Il écrit que j'ai pensé aux néo-nazis se faisant passer pour des politiciens, et bien, SURPRISE! C’est littéralement comme ça maintenant, mais sans même plaisanter. L'enfer est un endroit sur Terre, écrit-il à un moment donné. Le paradis est une place dans votre tête.

Il vit une terre empoisonnée et ensanglantée par les forces de l'autorité et du mal, et un vide pour le ciel. Et cela semble un peu plus réaliste que le 7 novembre.



Puisque mon existence est essentiellement interdite avant même que j'aie pris connaissance de mes désirs ou de ma sensibilité, alors je ne peux que m'éloigner des bras du gouvernement et de la religion organisée pour m'éloigner de à ici .

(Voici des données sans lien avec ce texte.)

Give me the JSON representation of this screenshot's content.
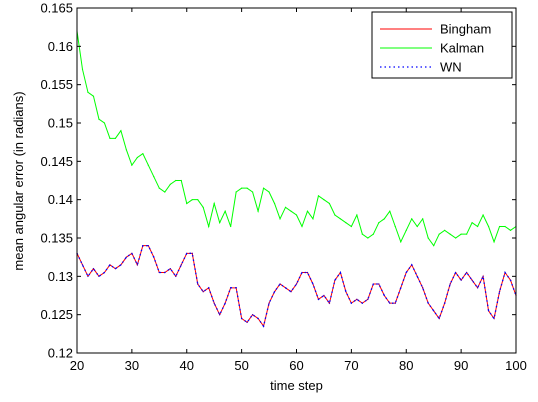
{
  "chart_data": {
    "type": "line",
    "xlabel": "time step",
    "ylabel": "mean angular error (in radians)",
    "xlim": [
      20,
      100
    ],
    "ylim": [
      0.12,
      0.165
    ],
    "xticks": [
      20,
      30,
      40,
      50,
      60,
      70,
      80,
      90,
      100
    ],
    "xtick_labels": [
      "20",
      "30",
      "40",
      "50",
      "60",
      "70",
      "80",
      "90",
      "100"
    ],
    "yticks": [
      0.12,
      0.125,
      0.13,
      0.135,
      0.14,
      0.145,
      0.15,
      0.155,
      0.16,
      0.165
    ],
    "ytick_labels": [
      "0.12",
      "0.125",
      "0.13",
      "0.135",
      "0.14",
      "0.145",
      "0.15",
      "0.155",
      "0.16",
      "0.165"
    ],
    "grid": false,
    "legend_position": "top-right",
    "x": [
      20,
      21,
      22,
      23,
      24,
      25,
      26,
      27,
      28,
      29,
      30,
      31,
      32,
      33,
      34,
      35,
      36,
      37,
      38,
      39,
      40,
      41,
      42,
      43,
      44,
      45,
      46,
      47,
      48,
      49,
      50,
      51,
      52,
      53,
      54,
      55,
      56,
      57,
      58,
      59,
      60,
      61,
      62,
      63,
      64,
      65,
      66,
      67,
      68,
      69,
      70,
      71,
      72,
      73,
      74,
      75,
      76,
      77,
      78,
      79,
      80,
      81,
      82,
      83,
      84,
      85,
      86,
      87,
      88,
      89,
      90,
      91,
      92,
      93,
      94,
      95,
      96,
      97,
      98,
      99,
      100
    ],
    "series": [
      {
        "name": "Bingham",
        "color": "#ff0000",
        "style": "solid",
        "values": [
          0.133,
          0.1315,
          0.13,
          0.131,
          0.13,
          0.1305,
          0.1315,
          0.131,
          0.1315,
          0.1325,
          0.133,
          0.1315,
          0.134,
          0.134,
          0.1325,
          0.1305,
          0.1305,
          0.131,
          0.13,
          0.1315,
          0.133,
          0.133,
          0.129,
          0.128,
          0.1285,
          0.1265,
          0.125,
          0.1265,
          0.1285,
          0.1285,
          0.1245,
          0.124,
          0.125,
          0.1245,
          0.1235,
          0.1265,
          0.128,
          0.129,
          0.1285,
          0.128,
          0.129,
          0.1305,
          0.1305,
          0.129,
          0.127,
          0.1275,
          0.1265,
          0.1295,
          0.1305,
          0.128,
          0.1265,
          0.127,
          0.1265,
          0.127,
          0.129,
          0.129,
          0.1275,
          0.1265,
          0.1265,
          0.1285,
          0.1305,
          0.1315,
          0.13,
          0.1285,
          0.1265,
          0.1255,
          0.1245,
          0.1265,
          0.129,
          0.1305,
          0.1295,
          0.1305,
          0.1295,
          0.1285,
          0.13,
          0.1255,
          0.1245,
          0.128,
          0.1305,
          0.1295,
          0.1275
        ]
      },
      {
        "name": "Kalman",
        "color": "#00ff00",
        "style": "solid",
        "values": [
          0.162,
          0.157,
          0.154,
          0.1535,
          0.1505,
          0.15,
          0.148,
          0.148,
          0.149,
          0.1465,
          0.1445,
          0.1455,
          0.146,
          0.1445,
          0.143,
          0.1415,
          0.141,
          0.142,
          0.1425,
          0.1425,
          0.1395,
          0.14,
          0.14,
          0.139,
          0.1365,
          0.1395,
          0.137,
          0.1385,
          0.1365,
          0.141,
          0.1415,
          0.1415,
          0.141,
          0.1385,
          0.1415,
          0.141,
          0.1395,
          0.1375,
          0.139,
          0.1385,
          0.138,
          0.1365,
          0.1385,
          0.1375,
          0.1405,
          0.14,
          0.1395,
          0.138,
          0.1375,
          0.137,
          0.1365,
          0.138,
          0.1355,
          0.135,
          0.1355,
          0.137,
          0.1375,
          0.1385,
          0.1365,
          0.1345,
          0.136,
          0.1375,
          0.1365,
          0.1375,
          0.135,
          0.134,
          0.1355,
          0.136,
          0.1355,
          0.135,
          0.1355,
          0.1355,
          0.137,
          0.1365,
          0.138,
          0.1365,
          0.1345,
          0.1365,
          0.1365,
          0.136,
          0.1365
        ]
      },
      {
        "name": "WN",
        "color": "#0000ff",
        "style": "dotted",
        "values": [
          0.133,
          0.1315,
          0.13,
          0.131,
          0.13,
          0.1305,
          0.1315,
          0.131,
          0.1315,
          0.1325,
          0.133,
          0.1315,
          0.134,
          0.134,
          0.1325,
          0.1305,
          0.1305,
          0.131,
          0.13,
          0.1315,
          0.133,
          0.133,
          0.129,
          0.128,
          0.1285,
          0.1265,
          0.125,
          0.1265,
          0.1285,
          0.1285,
          0.1245,
          0.124,
          0.125,
          0.1245,
          0.1235,
          0.1265,
          0.128,
          0.129,
          0.1285,
          0.128,
          0.129,
          0.1305,
          0.1305,
          0.129,
          0.127,
          0.1275,
          0.1265,
          0.1295,
          0.1305,
          0.128,
          0.1265,
          0.127,
          0.1265,
          0.127,
          0.129,
          0.129,
          0.1275,
          0.1265,
          0.1265,
          0.1285,
          0.1305,
          0.1315,
          0.13,
          0.1285,
          0.1265,
          0.1255,
          0.1245,
          0.1265,
          0.129,
          0.1305,
          0.1295,
          0.1305,
          0.1295,
          0.1285,
          0.13,
          0.1255,
          0.1245,
          0.128,
          0.1305,
          0.1295,
          0.1275
        ]
      }
    ]
  }
}
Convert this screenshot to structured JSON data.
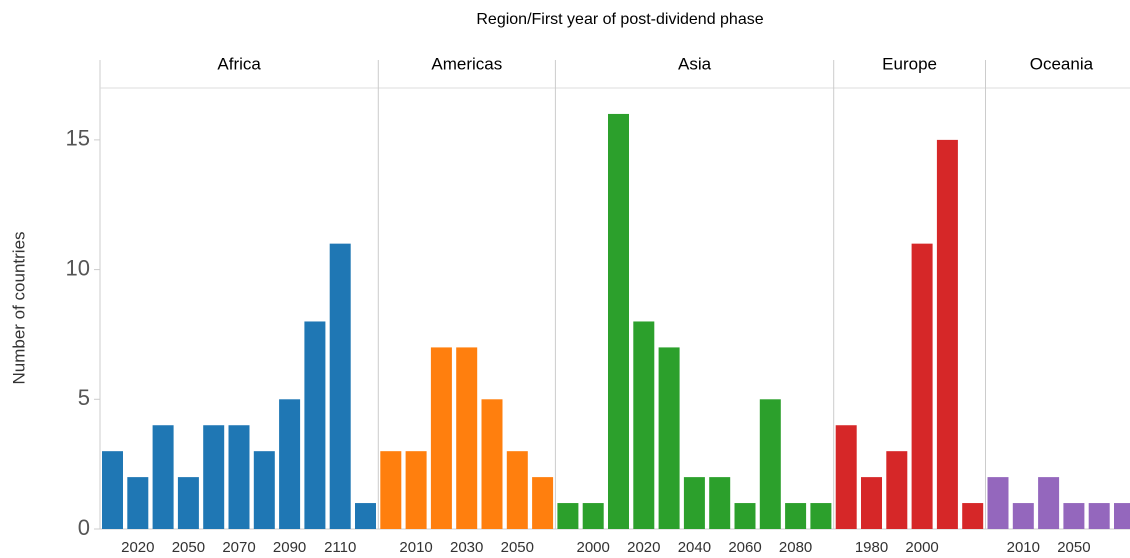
{
  "chart_data": {
    "type": "bar",
    "title": "Region/First year of post-dividend phase",
    "y_label": "Number of countries",
    "ylim": [
      0,
      17
    ],
    "yticks": [
      0,
      5,
      10,
      15
    ],
    "panels": [
      {
        "name": "Africa",
        "color": "#1f77b4",
        "categories": [
          null,
          "2020",
          null,
          "2050",
          null,
          "2070",
          null,
          "2090",
          null,
          "2110",
          null
        ],
        "values": [
          3,
          2,
          4,
          2,
          4,
          4,
          3,
          5,
          8,
          11,
          1
        ]
      },
      {
        "name": "Americas",
        "color": "#ff7f0e",
        "categories": [
          null,
          "2010",
          null,
          "2030",
          null,
          "2050",
          null
        ],
        "values": [
          3,
          3,
          7,
          7,
          5,
          3,
          2
        ]
      },
      {
        "name": "Asia",
        "color": "#2ca02c",
        "categories": [
          null,
          "2000",
          null,
          "2020",
          null,
          "2040",
          null,
          "2060",
          null,
          "2080",
          null
        ],
        "values": [
          1,
          1,
          16,
          8,
          7,
          2,
          2,
          1,
          5,
          1,
          1
        ]
      },
      {
        "name": "Europe",
        "color": "#d62728",
        "categories": [
          null,
          "1980",
          null,
          "2000",
          null,
          null
        ],
        "values": [
          4,
          2,
          3,
          11,
          15,
          1
        ]
      },
      {
        "name": "Oceania",
        "color": "#9467bd",
        "categories": [
          null,
          "2010",
          null,
          "2050",
          null,
          null
        ],
        "values": [
          2,
          1,
          2,
          1,
          1,
          1
        ]
      }
    ]
  }
}
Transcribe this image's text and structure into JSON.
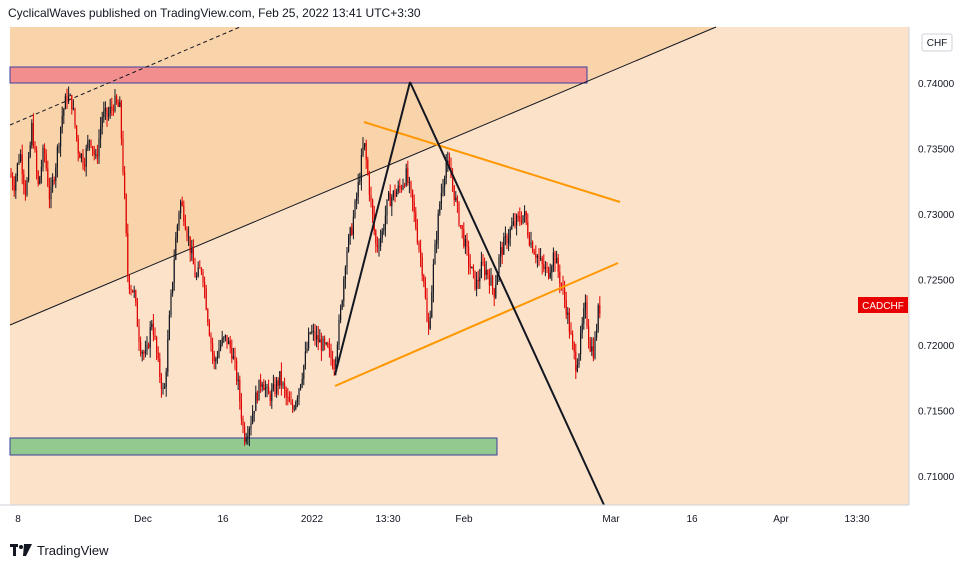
{
  "header": {
    "publish_line": "CyclicalWaves published on TradingView.com, Feb 25, 2022 13:41 UTC+3:30"
  },
  "footer": {
    "brand": "TradingView"
  },
  "colors": {
    "background": "#fbe2c8",
    "upper_zone": "#f9d3a9",
    "up_candle": "#131722",
    "down_candle": "#e00000",
    "resistance_zone": "#f28e8e",
    "support_zone": "#93c98f",
    "orange_line": "#ff9800",
    "price_label": "#e80000"
  },
  "chart_data": {
    "type": "candlestick",
    "symbol": "CADCHF",
    "currency_label": "CHF",
    "y_ticks": [
      "0.74000",
      "0.73500",
      "0.73000",
      "0.72500",
      "0.72000",
      "0.71500",
      "0.71000"
    ],
    "x_ticks": [
      "8",
      "Dec",
      "16",
      "2022",
      "13:30",
      "Feb",
      "Mar",
      "16",
      "Apr",
      "13:30"
    ],
    "ylim": [
      0.7067,
      0.7447
    ],
    "price_anchors": [
      [
        8,
        0.7335
      ],
      [
        14,
        0.7322
      ],
      [
        20,
        0.7348
      ],
      [
        26,
        0.7315
      ],
      [
        32,
        0.7368
      ],
      [
        38,
        0.732
      ],
      [
        44,
        0.735
      ],
      [
        50,
        0.731
      ],
      [
        56,
        0.734
      ],
      [
        62,
        0.7375
      ],
      [
        67,
        0.739
      ],
      [
        72,
        0.7385
      ],
      [
        78,
        0.735
      ],
      [
        84,
        0.734
      ],
      [
        90,
        0.736
      ],
      [
        96,
        0.734
      ],
      [
        102,
        0.7375
      ],
      [
        108,
        0.7375
      ],
      [
        114,
        0.7385
      ],
      [
        120,
        0.738
      ],
      [
        124,
        0.732
      ],
      [
        128,
        0.725
      ],
      [
        134,
        0.724
      ],
      [
        140,
        0.72
      ],
      [
        146,
        0.719
      ],
      [
        152,
        0.722
      ],
      [
        158,
        0.7185
      ],
      [
        164,
        0.716
      ],
      [
        170,
        0.7225
      ],
      [
        175,
        0.7275
      ],
      [
        180,
        0.731
      ],
      [
        184,
        0.73
      ],
      [
        190,
        0.7275
      ],
      [
        196,
        0.725
      ],
      [
        202,
        0.726
      ],
      [
        208,
        0.722
      ],
      [
        214,
        0.7185
      ],
      [
        220,
        0.72
      ],
      [
        226,
        0.7205
      ],
      [
        232,
        0.7195
      ],
      [
        238,
        0.717
      ],
      [
        244,
        0.713
      ],
      [
        250,
        0.714
      ],
      [
        256,
        0.716
      ],
      [
        262,
        0.7175
      ],
      [
        268,
        0.716
      ],
      [
        274,
        0.7165
      ],
      [
        280,
        0.7175
      ],
      [
        286,
        0.716
      ],
      [
        292,
        0.715
      ],
      [
        298,
        0.7165
      ],
      [
        304,
        0.7185
      ],
      [
        310,
        0.721
      ],
      [
        316,
        0.7205
      ],
      [
        322,
        0.72
      ],
      [
        328,
        0.7195
      ],
      [
        334,
        0.7185
      ],
      [
        340,
        0.722
      ],
      [
        346,
        0.727
      ],
      [
        352,
        0.729
      ],
      [
        358,
        0.732
      ],
      [
        364,
        0.7355
      ],
      [
        370,
        0.7315
      ],
      [
        376,
        0.7275
      ],
      [
        382,
        0.7285
      ],
      [
        388,
        0.731
      ],
      [
        394,
        0.7315
      ],
      [
        400,
        0.732
      ],
      [
        406,
        0.733
      ],
      [
        412,
        0.731
      ],
      [
        418,
        0.728
      ],
      [
        424,
        0.725
      ],
      [
        428,
        0.7205
      ],
      [
        434,
        0.7265
      ],
      [
        440,
        0.731
      ],
      [
        446,
        0.734
      ],
      [
        452,
        0.7325
      ],
      [
        458,
        0.73
      ],
      [
        464,
        0.728
      ],
      [
        470,
        0.726
      ],
      [
        476,
        0.7245
      ],
      [
        482,
        0.726
      ],
      [
        488,
        0.7255
      ],
      [
        494,
        0.724
      ],
      [
        500,
        0.727
      ],
      [
        506,
        0.728
      ],
      [
        512,
        0.729
      ],
      [
        518,
        0.7295
      ],
      [
        524,
        0.73
      ],
      [
        530,
        0.728
      ],
      [
        536,
        0.727
      ],
      [
        542,
        0.726
      ],
      [
        548,
        0.7255
      ],
      [
        554,
        0.727
      ],
      [
        560,
        0.725
      ],
      [
        566,
        0.723
      ],
      [
        572,
        0.72
      ],
      [
        576,
        0.7185
      ],
      [
        580,
        0.72
      ],
      [
        585,
        0.723
      ],
      [
        590,
        0.72
      ],
      [
        594,
        0.7195
      ],
      [
        598,
        0.7225
      ],
      [
        601,
        0.723
      ]
    ],
    "last_price_label": "CADCHF",
    "drawings": {
      "resistance_zone": [
        0.7395,
        0.7408
      ],
      "support_zone": [
        0.7115,
        0.7128
      ],
      "upper_channel_line": [
        [
          0.7214,
          0.733
        ]
      ],
      "orange_upper_line": [
        0.737,
        0.731
      ],
      "orange_lower_line": [
        0.7168,
        0.7262
      ],
      "black_peak": 0.74
    }
  }
}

Comme tout prophète de l'ancien temps, David Wojnarowicz aime la justice divine. Il sait que le pendule oscille dans les deux sens. Comme Olivia Laing écrit dans l'introduction de la réédition Près des couteaux , si Silence = Mort, alors Wojnarowicz sait dans ses os que le contraire est vrai. Le bruit est la vie. Et l'art est bruit.

Biggie qui t'a tiré

Il est né au milieu du siècle dernier et a passé la première moitié de sa vie dans un pays où les agents du système - qu'il considère comme tout le monde, des politiciens aux policiers en passant par les morceaux de merde qui traînent sur le rue et battu les homosexuels pour quelque chose à faire - voulait lui causer des lésions corporelles graves parce qu'il aimait et voulait des hommes. La seconde moitié de sa vie a été vécue à l'ombre d'un virus, créé par la nature et transmis par le sexe, dont la guérison a été retardée par le même État dont l'appareil l'avait emprisonné et blessé et tant d'autres comme lui.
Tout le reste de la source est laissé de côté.